4. ЧЕТВЕРТАЯ ФРАКИЙСКАЯ ЭЛЕГИЯ

Гебеджинские развалины[285]

Пойду лить слезы и оглашу громкими воплями горы и стези пустыни, некогда столь прекрасные; ибо всё сгорело на них, ибо там нет уж ни единого проходящего, не слышно более гласа того, который обладал ими; ибо от птиц небесных и даже до зверей земных, всё их покинуло и удалилось.

Иеремия, IX, 10

Не мира ль древнего обломки предо мной?
Не допотопные ль здесь призраки мелькают?[286]
Не руки ль грозные таинственной косой
              Во мгле ничтожества сверкают?
              Повсюду смерть! повсюду прах!
Столбов, поникнувших седыми головами,
Столбов, у Тленности угрюмой на часах
Стоящих пасмурно над падшими столбами,—
Повсюду сумрачный дедал в моих очах![287]
              Над жатвой, градом пораженной,
              Или над рощей, низложенной
              Обрывом исполинских гор,
              Или над битвенной равниной,
Покрытой мертвою и раненой дружиной,
              Чей сумрачный скитался взор?
              Пускай же те лишь алчут взгляды
              Обнять дремучие громады сих чудных,
Вечностью сосчитанных столбов:
Вот жатва, смятая Сатурновой пятою,
Вот сучья временем низложенных дубров,
Вот рать, побитая Ничтожества рукою
И в прахе спящая под саваном веков!
              Здесь нет земного завещанья,
              Ни письмен, ни искусства нет;
              Но не древне́е ли преданья
              Миров отживших дивный след?..[288]
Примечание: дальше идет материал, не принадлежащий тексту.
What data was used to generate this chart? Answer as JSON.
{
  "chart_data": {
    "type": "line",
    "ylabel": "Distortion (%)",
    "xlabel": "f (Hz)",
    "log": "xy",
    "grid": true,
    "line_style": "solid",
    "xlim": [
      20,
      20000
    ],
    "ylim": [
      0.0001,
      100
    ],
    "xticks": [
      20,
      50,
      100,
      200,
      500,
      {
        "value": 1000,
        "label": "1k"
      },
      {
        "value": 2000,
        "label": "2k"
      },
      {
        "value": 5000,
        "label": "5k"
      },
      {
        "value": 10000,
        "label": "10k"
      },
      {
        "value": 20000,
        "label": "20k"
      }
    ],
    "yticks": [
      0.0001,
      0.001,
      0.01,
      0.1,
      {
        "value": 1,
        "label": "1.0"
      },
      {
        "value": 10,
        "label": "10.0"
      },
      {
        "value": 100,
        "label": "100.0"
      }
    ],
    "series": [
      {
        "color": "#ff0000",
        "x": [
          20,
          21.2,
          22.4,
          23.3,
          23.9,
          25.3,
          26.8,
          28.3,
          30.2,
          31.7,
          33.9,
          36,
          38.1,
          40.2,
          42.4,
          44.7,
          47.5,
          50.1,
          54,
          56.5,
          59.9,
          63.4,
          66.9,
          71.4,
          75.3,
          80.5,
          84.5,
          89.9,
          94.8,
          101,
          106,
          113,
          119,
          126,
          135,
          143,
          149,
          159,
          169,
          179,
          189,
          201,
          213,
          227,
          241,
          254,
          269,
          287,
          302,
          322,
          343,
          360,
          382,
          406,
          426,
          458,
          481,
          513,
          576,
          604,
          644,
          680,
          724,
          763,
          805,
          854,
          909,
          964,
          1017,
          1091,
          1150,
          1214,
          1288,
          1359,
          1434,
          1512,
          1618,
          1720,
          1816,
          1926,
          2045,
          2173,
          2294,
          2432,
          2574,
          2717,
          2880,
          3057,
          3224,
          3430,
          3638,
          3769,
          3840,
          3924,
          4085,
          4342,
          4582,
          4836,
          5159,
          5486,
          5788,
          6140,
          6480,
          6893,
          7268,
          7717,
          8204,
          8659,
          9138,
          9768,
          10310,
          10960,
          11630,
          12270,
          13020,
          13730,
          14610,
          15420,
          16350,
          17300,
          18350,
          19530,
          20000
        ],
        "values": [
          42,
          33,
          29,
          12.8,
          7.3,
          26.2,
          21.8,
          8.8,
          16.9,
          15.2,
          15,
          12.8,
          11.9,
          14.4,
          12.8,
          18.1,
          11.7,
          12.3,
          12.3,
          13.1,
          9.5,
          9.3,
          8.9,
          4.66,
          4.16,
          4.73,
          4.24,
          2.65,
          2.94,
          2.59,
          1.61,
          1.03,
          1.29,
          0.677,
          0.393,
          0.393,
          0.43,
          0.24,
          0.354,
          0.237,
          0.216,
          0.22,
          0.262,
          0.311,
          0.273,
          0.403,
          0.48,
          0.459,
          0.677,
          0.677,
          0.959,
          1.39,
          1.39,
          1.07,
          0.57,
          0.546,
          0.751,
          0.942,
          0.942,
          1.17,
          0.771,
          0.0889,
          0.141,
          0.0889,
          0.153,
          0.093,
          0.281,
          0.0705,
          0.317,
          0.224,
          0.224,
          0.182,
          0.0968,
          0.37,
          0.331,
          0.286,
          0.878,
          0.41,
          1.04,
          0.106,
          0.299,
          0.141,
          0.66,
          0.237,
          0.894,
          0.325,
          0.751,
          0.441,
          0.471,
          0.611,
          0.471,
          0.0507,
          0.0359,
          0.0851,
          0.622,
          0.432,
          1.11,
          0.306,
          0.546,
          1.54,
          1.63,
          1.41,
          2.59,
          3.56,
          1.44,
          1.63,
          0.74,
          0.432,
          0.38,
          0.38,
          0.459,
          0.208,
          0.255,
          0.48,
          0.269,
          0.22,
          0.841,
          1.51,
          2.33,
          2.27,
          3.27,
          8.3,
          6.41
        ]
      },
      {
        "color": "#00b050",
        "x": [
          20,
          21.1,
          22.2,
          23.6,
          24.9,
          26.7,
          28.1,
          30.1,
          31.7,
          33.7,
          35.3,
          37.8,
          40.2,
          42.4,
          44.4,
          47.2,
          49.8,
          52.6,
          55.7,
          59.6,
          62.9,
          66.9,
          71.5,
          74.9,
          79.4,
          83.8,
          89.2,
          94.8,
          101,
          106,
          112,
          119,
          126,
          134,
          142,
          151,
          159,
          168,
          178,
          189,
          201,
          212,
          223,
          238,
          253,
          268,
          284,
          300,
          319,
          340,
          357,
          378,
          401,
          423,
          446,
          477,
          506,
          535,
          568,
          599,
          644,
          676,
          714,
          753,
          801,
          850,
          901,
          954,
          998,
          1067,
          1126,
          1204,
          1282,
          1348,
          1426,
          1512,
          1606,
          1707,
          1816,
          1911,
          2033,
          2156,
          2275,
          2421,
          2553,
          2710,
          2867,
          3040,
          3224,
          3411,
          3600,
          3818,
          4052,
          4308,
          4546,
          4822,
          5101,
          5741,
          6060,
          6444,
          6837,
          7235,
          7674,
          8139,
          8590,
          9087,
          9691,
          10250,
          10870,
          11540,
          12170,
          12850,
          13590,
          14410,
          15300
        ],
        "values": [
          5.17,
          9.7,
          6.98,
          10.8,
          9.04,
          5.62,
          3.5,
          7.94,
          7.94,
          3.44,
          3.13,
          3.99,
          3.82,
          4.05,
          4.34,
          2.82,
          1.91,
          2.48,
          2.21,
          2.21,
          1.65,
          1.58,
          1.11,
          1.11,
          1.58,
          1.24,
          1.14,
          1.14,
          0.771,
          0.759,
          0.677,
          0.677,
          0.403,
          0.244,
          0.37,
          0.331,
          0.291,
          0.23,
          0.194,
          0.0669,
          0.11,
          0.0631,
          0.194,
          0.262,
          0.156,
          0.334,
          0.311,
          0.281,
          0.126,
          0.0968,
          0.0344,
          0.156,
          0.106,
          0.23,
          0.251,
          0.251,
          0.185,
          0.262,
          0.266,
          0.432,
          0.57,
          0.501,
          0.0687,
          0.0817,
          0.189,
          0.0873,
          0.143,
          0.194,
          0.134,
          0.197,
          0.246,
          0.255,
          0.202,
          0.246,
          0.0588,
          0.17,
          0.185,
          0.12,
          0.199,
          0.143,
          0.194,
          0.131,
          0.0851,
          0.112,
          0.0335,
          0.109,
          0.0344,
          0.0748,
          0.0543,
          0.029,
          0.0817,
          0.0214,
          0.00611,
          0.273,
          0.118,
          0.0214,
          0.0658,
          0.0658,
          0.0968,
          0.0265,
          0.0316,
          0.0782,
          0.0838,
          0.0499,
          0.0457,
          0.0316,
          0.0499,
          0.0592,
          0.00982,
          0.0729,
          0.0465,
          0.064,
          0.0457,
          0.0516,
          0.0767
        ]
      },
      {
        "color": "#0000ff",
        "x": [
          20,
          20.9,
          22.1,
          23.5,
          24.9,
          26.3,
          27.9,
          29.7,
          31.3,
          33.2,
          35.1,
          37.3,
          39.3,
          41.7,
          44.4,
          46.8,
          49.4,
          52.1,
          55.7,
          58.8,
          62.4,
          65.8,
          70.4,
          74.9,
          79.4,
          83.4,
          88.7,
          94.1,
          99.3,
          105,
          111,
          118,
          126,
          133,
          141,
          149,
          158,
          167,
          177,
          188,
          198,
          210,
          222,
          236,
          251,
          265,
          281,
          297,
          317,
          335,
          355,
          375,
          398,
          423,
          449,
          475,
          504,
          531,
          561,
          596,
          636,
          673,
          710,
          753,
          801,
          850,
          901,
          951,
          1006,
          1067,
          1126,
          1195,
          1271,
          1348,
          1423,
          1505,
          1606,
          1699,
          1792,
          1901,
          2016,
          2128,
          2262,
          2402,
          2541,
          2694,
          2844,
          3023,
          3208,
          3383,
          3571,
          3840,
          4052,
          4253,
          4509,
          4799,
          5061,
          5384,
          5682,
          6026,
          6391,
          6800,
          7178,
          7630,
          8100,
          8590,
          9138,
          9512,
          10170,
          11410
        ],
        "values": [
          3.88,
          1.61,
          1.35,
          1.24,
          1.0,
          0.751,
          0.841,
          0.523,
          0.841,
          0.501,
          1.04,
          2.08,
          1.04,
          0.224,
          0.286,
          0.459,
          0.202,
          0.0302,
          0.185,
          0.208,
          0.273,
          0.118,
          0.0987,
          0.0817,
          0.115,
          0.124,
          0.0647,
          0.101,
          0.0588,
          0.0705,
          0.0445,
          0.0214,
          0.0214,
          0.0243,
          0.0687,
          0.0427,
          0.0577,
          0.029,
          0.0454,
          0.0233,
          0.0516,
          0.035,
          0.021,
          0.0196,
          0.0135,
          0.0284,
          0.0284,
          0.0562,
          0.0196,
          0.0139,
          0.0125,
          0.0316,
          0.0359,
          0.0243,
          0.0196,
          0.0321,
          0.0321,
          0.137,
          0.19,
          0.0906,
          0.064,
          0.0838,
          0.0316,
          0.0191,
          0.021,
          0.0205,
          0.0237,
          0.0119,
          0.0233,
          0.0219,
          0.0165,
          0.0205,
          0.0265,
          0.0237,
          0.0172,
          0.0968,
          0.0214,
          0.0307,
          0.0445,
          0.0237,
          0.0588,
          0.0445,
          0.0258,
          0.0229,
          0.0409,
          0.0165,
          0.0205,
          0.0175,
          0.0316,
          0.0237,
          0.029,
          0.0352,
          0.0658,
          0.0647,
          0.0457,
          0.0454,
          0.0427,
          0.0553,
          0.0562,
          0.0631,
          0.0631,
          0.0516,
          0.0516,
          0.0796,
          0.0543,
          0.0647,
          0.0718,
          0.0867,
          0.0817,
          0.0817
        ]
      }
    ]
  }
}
              Дружины мертвецов гранитных!
              Не вы ли стражи тех столбов,
              На коих чудеса веков,
              Искусств и знаний первобытных
Рукою Сифовых начертаны сынов?..[289]
              Как знать, и здесь былой порою,
              Творенья, может быть, весною,
Род человеческий без умолку жужжал —
              В те времена, как наших башен
              Главою отрок достигал[290],
              И мамонта, могуч и страшен,
На битву равную охотник вызывал!
Быть может, некогда и в этом запустенье
Гигантской роскоши лилось обвороженье[291]:
Вздымались портики близь кедровых палат,
Кругом висячие сады благоухали,
Теснились медные чудовища у врат,
И мрамор золотом расписанных аркад
Слоны гранитные хребтами подпирали!
              И здесь огромных башен лес,
              До вековых переворотов,
              Пронзал, быть может, свод небес,
И пена горных струй, средь пальмовых древес,
Из пасти бронзовых сверкала бегемотов!
              И здесь на жертвенную кровь,
Быть может, мирными венчанные цветами,
              Колоссы яшмовых богов
Глядели весело алмазными очами…
Так, так! подлунного величия звездой
И сей Ничтожества был озарен объедок, —
              Пари́л умов надменных рой,
              Цвела любовь… и напоследок —
              Повсюду смерть, повсюду прах
              В печальных странника очах!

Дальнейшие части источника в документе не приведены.